Uma vez do lado de fora, mais precisamente no corredor ainda um pouco tumultuado, Camila tateava a bolsa a procura de um cigarro; depois de noites como aquela, bastavam apena algumas horas para que o corpo esfriasse novamente como o inverno lá fora. O suspiro logo em seguida era de alívio - finalmente. Ali, com o cigarro entre os dedos e ansiando pelo isqueiro perdido na bolsa, ela temia que o formato já encaixasse entre os lábios secos ou os dedos magros. Já afastava os pensamentos fora de hora quando, antes mesmo que pudesse colocar fogo no fumo, a avistou ao longe. Sabia que os olhos não estariam a enganando apesar da bebida, já que a última coisa que sua mente projetaria era ela, ali, no pior lugar e na pior hora. Camila estava visivelmente acabada, mas não seria a insegurança que a pararia, não quando elas se olhavam pelos cantos do corredor que, naquele momento, parecia longo demais, como se o universo implorasse para que ela não se aproximasse. Teimosa, é óbvio que Camila o faria.

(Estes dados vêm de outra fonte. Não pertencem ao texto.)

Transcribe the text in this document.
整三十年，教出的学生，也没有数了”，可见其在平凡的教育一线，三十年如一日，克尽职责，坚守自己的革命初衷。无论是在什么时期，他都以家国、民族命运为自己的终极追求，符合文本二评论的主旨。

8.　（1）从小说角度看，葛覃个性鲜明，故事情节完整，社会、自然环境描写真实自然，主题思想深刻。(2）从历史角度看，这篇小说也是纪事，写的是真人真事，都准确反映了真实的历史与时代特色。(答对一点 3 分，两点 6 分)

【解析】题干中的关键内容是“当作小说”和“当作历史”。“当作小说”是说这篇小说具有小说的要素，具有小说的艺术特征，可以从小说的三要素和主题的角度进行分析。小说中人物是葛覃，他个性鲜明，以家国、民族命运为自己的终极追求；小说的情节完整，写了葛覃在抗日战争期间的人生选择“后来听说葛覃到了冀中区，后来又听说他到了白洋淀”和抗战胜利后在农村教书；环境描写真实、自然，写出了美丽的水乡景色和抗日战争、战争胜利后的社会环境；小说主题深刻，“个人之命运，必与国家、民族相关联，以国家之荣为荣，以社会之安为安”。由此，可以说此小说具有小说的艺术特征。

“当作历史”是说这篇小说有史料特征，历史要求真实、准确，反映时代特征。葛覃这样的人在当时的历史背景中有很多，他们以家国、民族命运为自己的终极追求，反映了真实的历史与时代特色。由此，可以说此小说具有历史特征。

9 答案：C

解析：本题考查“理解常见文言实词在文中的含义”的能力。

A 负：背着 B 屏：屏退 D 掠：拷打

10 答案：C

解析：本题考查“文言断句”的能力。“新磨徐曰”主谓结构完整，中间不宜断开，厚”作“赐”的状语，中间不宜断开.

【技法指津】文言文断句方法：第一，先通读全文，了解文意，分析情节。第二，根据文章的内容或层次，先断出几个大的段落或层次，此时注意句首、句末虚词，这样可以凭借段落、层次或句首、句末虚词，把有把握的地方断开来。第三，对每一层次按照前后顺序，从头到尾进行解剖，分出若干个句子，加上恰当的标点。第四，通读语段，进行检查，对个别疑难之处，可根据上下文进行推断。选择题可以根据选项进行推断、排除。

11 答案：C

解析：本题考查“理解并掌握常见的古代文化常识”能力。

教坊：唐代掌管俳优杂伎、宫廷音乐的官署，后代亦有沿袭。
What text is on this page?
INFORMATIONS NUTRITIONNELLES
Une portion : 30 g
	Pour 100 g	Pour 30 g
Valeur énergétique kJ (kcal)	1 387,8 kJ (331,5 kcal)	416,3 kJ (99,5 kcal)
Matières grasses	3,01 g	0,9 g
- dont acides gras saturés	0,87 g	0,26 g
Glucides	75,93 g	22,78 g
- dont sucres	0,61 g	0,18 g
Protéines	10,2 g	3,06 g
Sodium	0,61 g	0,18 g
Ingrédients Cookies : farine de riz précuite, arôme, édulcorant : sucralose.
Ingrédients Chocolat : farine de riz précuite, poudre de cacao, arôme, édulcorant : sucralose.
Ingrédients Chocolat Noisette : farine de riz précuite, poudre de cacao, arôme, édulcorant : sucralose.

Em passos lentos enquanto guardava o cigarro no bolso de trás da saia, Camila logo estava de frente para ela. Madelyn não tinha mudado nada e continuava exatamente como aparecia todas as noites nos sonhos dela, tal pensamento deixando um sorriso de lado escapar dos lábios bem delineados de Camila. “Nós duas na mesma festa, é isso? Jeez, o destino deve amar a gente mesmo, viu...” Aquela era a hora certa para flertar descaradamente, já que tinha a bebedeira recente como álibi caso as coisas não caminhassem como o esperado. Na verdade, as coisas ali tinham tudo para darem errado - o término das duas fora repleto de brigas e provavelmente não seria uma conversa embriagada repleta de abertura que resolveria. Pelo menos era o que Camila achava. “Aproveitou a noite ou já tá de saída?” Talvez fosse atrevimento, mas ela não dava a mínima; o sorriso ladino dizia tudo. As chances de começarem mais uma briga ali era imensa, mas Camila não deixaria que a oportunidade escorresse entre os próprios dedos.